I’ve been worrying at this for a couple of days now, and think I’ve got to the nub of what concerns me – and it’s about engagement.
Not voting is a kind of dis-engagement. And disengagement bothers me.
(nb – I’m not much interested in giving more attention to anyone who does something “because a beautiful woman asked me”. So many other people have been working to unpick the sexism there, I’m happy to note it and leave them to it – though I will say I won’t be taking any lessons in being a revolutionary from someone who clearly doesn’t see that gender disparity also needs to be addressed in any change to the current order.)
Yesterday I tweeted citing several people including Nelson Mandela, Rosa Parks, Gandhi, Martin Luther King, Kate Sheppard, Emily Wilding Davison, who were motivated to action around the vote. Yes, other issues, of course, but for each of them the vote, the right to vote, was a huge motivator.
In any discussion of voting or not, I think it’s disrespectful to their struggle not to acknowledge that winning the right to vote took some people’s lives. Not just their life’s work, which is plenty, but their actual life. We can’t discuss choosing to vote or not without acknowledging that for many people, in the past – and still – the simple opportunity to vote was (is) denied them by those in power.
And yes, there are many won-rights we in the relatively-wealthy-west, the first world (whichever phrase you prefer for those of us who have the luxury of sitting around discussing voting, or even marching down streets protesting, about how we don’t believe in the system) that most of us take for granted. Rights we assume are ours by right and therefore get on with living with those rights without acknowledging the lineage. And yes, if we were to acknowledge the lineage of every action we take, it might be a little tricky to move forward at all, ever.
And yet … the Civil Rights struggle in the USA was so very recent, in my own lifetime. The struggle for women to vote, for universal suffrage, for people without property, people of colour, to vote was so recent, within the past century … that actually not-voting, not going to the polling booth, not turning out, not choosing to spoil the ballot paper and be counted that way, does feel, to me, like an abdication.
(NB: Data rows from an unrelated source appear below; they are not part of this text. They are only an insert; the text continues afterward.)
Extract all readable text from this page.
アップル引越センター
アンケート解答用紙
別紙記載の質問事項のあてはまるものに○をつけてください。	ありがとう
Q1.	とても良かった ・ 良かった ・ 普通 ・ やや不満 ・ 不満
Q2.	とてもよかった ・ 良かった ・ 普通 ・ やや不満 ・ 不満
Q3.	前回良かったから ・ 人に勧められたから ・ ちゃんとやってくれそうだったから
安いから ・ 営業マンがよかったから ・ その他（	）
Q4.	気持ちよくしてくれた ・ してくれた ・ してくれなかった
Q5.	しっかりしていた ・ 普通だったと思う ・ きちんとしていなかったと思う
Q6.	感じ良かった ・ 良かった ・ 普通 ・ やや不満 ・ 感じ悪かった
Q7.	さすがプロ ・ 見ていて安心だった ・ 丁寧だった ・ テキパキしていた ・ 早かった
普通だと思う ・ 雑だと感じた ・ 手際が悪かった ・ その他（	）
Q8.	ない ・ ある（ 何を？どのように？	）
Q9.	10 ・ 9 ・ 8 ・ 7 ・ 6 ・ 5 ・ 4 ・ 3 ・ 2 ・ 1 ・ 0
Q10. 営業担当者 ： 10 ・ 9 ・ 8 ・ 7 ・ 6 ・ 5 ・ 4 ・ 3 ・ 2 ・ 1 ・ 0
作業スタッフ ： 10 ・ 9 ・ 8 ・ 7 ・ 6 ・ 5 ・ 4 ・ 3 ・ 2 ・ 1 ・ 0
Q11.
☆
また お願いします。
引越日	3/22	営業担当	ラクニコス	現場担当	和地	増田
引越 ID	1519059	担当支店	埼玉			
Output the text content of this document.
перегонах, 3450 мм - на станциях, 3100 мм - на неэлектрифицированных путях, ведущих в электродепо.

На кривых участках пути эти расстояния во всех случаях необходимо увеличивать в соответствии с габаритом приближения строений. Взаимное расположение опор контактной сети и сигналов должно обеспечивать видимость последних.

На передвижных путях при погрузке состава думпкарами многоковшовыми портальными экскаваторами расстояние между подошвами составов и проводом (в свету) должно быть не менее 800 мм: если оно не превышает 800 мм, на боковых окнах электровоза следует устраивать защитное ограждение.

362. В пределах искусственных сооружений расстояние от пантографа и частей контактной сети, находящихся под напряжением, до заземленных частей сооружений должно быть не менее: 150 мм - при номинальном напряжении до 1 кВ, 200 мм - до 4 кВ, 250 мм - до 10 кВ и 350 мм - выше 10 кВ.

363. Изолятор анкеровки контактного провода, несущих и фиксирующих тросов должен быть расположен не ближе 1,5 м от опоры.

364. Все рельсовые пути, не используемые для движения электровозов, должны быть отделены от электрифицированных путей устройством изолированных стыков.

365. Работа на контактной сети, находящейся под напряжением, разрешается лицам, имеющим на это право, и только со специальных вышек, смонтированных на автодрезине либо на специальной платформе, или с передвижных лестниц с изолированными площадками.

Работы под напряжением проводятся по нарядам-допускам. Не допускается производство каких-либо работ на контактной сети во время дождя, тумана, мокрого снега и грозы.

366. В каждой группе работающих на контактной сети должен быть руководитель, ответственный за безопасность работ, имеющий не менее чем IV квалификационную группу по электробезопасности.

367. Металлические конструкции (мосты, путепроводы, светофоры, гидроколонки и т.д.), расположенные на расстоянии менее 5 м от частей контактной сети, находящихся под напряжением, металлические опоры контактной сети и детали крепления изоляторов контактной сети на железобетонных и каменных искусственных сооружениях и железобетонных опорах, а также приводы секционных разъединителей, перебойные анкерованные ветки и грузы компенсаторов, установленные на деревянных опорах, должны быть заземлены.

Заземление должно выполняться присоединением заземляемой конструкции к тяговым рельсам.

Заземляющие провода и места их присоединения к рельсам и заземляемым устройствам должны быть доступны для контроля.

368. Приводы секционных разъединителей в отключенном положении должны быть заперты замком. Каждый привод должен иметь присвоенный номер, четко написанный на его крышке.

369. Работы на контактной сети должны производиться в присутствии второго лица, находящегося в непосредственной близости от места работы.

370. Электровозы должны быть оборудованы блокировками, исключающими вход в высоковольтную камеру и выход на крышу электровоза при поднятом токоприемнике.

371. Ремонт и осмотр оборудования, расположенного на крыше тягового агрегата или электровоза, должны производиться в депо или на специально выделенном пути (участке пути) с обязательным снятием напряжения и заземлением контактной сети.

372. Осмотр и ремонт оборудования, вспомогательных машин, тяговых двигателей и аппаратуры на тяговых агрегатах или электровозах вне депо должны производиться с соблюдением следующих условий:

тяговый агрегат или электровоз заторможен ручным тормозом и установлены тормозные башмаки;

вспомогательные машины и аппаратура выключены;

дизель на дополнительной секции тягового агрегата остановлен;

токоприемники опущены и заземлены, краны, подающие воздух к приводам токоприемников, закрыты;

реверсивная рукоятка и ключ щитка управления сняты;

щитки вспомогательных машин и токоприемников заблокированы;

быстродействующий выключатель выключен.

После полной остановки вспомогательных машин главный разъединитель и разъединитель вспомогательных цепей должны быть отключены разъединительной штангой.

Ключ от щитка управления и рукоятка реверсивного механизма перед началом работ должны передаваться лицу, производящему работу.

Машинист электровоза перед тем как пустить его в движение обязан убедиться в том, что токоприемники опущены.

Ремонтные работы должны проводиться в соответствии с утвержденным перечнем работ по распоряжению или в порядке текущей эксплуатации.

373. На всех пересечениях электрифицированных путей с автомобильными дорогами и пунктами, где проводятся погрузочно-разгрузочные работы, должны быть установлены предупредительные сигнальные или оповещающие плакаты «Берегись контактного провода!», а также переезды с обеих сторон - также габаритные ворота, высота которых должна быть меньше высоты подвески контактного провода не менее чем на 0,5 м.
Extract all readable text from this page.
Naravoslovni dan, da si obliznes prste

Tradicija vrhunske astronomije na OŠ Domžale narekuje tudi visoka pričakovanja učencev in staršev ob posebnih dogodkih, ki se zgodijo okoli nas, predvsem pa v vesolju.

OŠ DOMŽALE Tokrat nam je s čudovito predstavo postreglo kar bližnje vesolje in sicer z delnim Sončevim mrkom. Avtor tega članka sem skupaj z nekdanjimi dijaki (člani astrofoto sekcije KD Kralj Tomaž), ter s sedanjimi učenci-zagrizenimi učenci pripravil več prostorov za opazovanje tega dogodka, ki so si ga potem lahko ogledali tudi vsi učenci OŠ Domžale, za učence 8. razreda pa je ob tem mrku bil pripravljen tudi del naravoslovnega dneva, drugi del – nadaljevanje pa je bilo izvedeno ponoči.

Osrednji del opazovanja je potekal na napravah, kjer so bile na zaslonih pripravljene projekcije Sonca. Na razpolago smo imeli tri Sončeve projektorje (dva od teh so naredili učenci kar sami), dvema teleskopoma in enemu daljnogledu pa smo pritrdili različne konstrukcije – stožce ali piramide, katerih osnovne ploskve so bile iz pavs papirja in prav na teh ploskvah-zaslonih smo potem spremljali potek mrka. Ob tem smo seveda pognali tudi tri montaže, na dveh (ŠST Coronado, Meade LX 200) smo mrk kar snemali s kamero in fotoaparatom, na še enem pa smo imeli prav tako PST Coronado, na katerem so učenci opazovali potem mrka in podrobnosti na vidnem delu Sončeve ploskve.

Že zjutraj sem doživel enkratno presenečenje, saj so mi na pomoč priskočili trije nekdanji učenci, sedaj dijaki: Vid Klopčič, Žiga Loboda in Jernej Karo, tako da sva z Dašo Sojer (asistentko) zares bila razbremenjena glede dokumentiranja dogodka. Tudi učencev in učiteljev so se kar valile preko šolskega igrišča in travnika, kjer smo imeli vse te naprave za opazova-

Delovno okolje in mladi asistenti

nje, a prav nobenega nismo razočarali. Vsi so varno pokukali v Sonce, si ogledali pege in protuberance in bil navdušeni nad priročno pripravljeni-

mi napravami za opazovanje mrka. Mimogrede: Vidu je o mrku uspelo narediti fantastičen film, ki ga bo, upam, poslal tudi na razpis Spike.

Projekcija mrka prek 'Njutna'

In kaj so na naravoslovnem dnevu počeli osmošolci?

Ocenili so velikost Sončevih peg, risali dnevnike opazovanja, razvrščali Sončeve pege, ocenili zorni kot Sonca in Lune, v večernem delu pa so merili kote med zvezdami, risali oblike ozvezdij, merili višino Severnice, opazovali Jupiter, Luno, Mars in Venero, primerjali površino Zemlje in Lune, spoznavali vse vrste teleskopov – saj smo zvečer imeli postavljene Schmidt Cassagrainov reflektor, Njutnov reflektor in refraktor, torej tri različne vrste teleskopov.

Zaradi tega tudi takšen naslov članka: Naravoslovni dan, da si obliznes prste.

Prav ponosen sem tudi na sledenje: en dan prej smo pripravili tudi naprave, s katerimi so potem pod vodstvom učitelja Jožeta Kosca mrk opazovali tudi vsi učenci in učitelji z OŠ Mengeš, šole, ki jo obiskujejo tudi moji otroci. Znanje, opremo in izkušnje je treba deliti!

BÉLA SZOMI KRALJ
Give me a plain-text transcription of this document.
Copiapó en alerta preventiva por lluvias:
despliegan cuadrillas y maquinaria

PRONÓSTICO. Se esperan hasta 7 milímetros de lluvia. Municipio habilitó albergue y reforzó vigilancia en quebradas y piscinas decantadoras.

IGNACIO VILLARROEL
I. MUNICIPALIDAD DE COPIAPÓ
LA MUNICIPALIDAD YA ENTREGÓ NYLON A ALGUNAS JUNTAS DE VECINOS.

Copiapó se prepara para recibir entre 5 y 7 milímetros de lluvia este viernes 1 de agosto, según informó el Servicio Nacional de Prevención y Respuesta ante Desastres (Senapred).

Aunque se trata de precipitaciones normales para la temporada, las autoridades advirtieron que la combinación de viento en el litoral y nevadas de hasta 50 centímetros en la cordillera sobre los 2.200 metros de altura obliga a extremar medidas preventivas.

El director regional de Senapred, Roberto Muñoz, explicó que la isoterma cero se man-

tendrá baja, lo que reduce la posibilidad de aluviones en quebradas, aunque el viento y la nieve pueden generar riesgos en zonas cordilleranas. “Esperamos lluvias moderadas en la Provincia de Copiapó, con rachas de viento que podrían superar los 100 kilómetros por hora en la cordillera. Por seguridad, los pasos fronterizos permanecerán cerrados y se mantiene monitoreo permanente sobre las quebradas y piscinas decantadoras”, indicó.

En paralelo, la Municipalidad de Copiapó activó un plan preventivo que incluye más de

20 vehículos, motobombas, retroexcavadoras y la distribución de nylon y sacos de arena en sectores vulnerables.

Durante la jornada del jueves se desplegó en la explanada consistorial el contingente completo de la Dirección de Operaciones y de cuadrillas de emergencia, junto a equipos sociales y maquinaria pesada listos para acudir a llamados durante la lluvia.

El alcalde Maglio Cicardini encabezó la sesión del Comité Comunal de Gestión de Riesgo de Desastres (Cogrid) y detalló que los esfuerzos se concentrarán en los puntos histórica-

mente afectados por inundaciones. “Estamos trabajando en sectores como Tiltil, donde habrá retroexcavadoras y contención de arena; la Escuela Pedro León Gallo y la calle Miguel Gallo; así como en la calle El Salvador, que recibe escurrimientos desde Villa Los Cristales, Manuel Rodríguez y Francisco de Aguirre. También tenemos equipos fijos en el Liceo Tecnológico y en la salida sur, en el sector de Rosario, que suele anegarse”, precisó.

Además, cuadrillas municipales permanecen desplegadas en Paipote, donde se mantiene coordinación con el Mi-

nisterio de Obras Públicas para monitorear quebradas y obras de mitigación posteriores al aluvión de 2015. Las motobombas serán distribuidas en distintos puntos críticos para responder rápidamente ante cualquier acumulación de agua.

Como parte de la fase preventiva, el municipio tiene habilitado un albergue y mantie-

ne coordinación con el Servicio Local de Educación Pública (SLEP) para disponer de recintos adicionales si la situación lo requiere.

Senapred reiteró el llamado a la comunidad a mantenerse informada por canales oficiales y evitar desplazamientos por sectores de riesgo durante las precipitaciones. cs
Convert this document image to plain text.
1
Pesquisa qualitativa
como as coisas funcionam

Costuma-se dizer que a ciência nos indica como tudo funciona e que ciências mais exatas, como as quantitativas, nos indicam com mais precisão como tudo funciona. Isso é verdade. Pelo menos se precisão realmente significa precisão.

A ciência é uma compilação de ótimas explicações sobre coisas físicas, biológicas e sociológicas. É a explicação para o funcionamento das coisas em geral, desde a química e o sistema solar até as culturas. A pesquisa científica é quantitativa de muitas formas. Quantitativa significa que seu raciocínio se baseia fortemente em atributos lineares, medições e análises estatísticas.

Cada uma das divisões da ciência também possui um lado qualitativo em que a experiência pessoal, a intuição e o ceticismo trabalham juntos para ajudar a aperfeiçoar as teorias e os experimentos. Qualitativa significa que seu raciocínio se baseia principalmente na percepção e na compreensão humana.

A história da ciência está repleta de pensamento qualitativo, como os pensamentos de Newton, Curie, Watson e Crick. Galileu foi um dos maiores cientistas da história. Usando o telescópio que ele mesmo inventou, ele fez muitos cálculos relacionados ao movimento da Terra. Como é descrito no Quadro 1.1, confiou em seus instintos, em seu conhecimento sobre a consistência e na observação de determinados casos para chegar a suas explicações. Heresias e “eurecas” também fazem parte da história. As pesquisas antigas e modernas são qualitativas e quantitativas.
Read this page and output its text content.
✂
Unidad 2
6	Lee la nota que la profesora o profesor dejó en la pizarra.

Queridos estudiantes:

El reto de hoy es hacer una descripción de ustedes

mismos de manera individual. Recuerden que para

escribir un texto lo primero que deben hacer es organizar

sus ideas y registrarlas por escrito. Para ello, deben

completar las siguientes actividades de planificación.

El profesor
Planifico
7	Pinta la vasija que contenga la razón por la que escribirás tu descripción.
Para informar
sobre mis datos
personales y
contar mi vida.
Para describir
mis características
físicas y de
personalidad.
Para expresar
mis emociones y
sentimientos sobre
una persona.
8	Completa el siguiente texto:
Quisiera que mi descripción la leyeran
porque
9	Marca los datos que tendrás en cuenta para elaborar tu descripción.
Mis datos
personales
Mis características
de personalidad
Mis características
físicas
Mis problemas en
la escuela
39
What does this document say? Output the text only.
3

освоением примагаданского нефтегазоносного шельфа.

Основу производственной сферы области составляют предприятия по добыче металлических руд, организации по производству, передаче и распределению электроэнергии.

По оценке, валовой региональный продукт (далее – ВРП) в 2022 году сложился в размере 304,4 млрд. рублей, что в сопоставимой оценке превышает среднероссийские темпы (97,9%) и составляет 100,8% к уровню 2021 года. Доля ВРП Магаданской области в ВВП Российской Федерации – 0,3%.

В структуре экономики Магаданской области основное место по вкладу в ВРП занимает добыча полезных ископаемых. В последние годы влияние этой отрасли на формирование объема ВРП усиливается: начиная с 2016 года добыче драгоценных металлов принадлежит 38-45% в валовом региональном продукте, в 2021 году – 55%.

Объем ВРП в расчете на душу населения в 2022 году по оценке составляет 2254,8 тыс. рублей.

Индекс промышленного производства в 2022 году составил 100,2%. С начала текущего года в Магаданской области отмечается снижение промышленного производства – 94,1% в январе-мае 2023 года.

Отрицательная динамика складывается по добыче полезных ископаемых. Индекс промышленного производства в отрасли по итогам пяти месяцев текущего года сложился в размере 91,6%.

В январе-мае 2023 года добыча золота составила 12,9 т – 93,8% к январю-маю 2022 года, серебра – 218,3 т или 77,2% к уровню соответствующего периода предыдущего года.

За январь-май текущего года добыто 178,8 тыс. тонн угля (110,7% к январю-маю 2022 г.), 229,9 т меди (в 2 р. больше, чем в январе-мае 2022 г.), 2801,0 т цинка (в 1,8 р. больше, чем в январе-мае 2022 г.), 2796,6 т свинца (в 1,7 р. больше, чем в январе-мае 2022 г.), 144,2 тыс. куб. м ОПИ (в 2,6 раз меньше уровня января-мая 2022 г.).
Spoilt ballot papers are counted.
Those of us who just don’t vote, are not.
If we don’t believe in the system then WE have to change it.
But I want offers of how, not just calls for unspecified and wide-ranging ‘revolution’.
I want suggestions of an alternative way to do it, not just “it’s all shit, I don’t believe in any of it”.
I want to make a difference. I want to be doing stuff. I want to be active.
Choosing to disengage feels like inactivity to me. It feels like stepping back.
And it’s not that I too, don’t feel disillusioned – it’s not as if I voted for a coalition in Britain (for any part of it). Of course I’m worried and disillusioned to a degree. I’d be daft not to be.
But I honestly can’t think of a single revolution that worked, long-term, and didn’t, at the same time, disenfranchise another part of the population.
I’m all for the redistribution of wealth. Always have been.
I too, want a radical left that works. Always have done.
But I think we make more of a difference by being in it than by standing back.
I think we each make change faster by changing ourselves and letting that ripple out, than by decrying it all and offering no alternatives other than to rip the lot down.
The Buddhism I practice speaks of individual human revolution. The personal change, the personal efforts, that make a difference for all.
And I honestly do see voting (spoilt ballots too) as an agent for change. It’s a way to use your voice. It’s a way to be counted.
And, however screwed our system, however predicated on the absurdly outdated values of rampant capitalism, however formulaic and stuck that system is, I would rather be counted than not. I’d rather be in it than not, working to make change, than outside saying it just doesn’t work.
My choice is to be engaged with, rather than without.
(Of course there are loads of ways to be engaged, I choose my vote as one of them.)
So, speaking of engagement, I come back, as ever, to the Fun Palaces project. Massive public engagement, across the UK and beyond, around arts, culture and sciences, solidly community-and-locally-based to create great events for and with local people, working from within communities to make a difference around engagement nationwide. You might want to join in.
Do you remember that long long line of people stretching out into the South African countryside of people registering to make their precious vote? Many had walked for miles.That image is what makes me use my vote and not take it for granted.